At the end of last year, as executive vice-chairman of Alibaba, Tsai left no doubt where he thinks responsibility lies for the decline in US-China trade relations.

“We’re not in a trade war now, we’re in a geopolitical cold war started by the U.S.,” Tsai said at a conference.

Last weekend, as the owner of the National Lacrosse League team in San Diego, he criticized the Philadelphia arena announcer who had made derogatory references to a top player’s Native American heritage.

The next day, the announcer apologized. It’s evidence he will likely be active across the board.

And yes, he’s started to comment ever so subtly on the Nets. Three weeks ago, when Kenny Atkinson got tossed from the Pacers game, then apologized, Tsai took to Twitter.

Expect more as time goes on.

As for the Liberty deal, details remain shrouded. It’s unlikely the price tag will be a big number since James Dolan has claimed the team has lost $100 million in the course of its 20-year history and MSG has been trying to sell the team for 14 months. The purchase was approved by both the NBA and WNBA Board of Governors.

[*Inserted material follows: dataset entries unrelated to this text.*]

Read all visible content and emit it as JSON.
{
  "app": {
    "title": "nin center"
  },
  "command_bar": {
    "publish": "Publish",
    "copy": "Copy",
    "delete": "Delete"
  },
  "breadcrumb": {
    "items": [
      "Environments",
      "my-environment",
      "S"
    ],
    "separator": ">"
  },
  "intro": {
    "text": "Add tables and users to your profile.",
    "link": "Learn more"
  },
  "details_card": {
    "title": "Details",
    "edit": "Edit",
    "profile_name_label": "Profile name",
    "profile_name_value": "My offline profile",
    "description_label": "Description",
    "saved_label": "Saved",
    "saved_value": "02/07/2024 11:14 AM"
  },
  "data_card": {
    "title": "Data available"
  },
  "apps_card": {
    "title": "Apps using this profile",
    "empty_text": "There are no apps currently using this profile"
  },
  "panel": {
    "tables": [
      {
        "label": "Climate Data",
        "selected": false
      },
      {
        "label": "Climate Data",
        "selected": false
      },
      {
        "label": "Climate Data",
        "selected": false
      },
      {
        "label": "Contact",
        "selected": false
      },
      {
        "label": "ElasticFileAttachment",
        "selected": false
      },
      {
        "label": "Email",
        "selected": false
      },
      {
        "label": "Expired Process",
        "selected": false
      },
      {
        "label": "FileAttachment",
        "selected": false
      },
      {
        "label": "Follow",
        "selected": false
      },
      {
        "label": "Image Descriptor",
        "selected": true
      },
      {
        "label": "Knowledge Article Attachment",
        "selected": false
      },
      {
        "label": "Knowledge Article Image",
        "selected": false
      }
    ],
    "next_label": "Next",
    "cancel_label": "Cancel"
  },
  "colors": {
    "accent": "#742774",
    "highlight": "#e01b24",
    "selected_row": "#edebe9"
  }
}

Beyond the price tag, there’s uncertainty about where the team will play long term. It moved to the Westchester County Center last year, a big step down from the Garden. Could the team play in one of Prokhorov’s two venues: Barclays Center or Nassau Coliseum. Also, It is not yet clear whether Tsai will seek to rebrand the Liberty. That decision, of course, will depend on where they’ll play.

So, expect a plan, one that will be broadly based and no doubt have an international component and synergy with the Nets. Tsai has already spent a billion dollars on his NBA dream. He’s not stopping.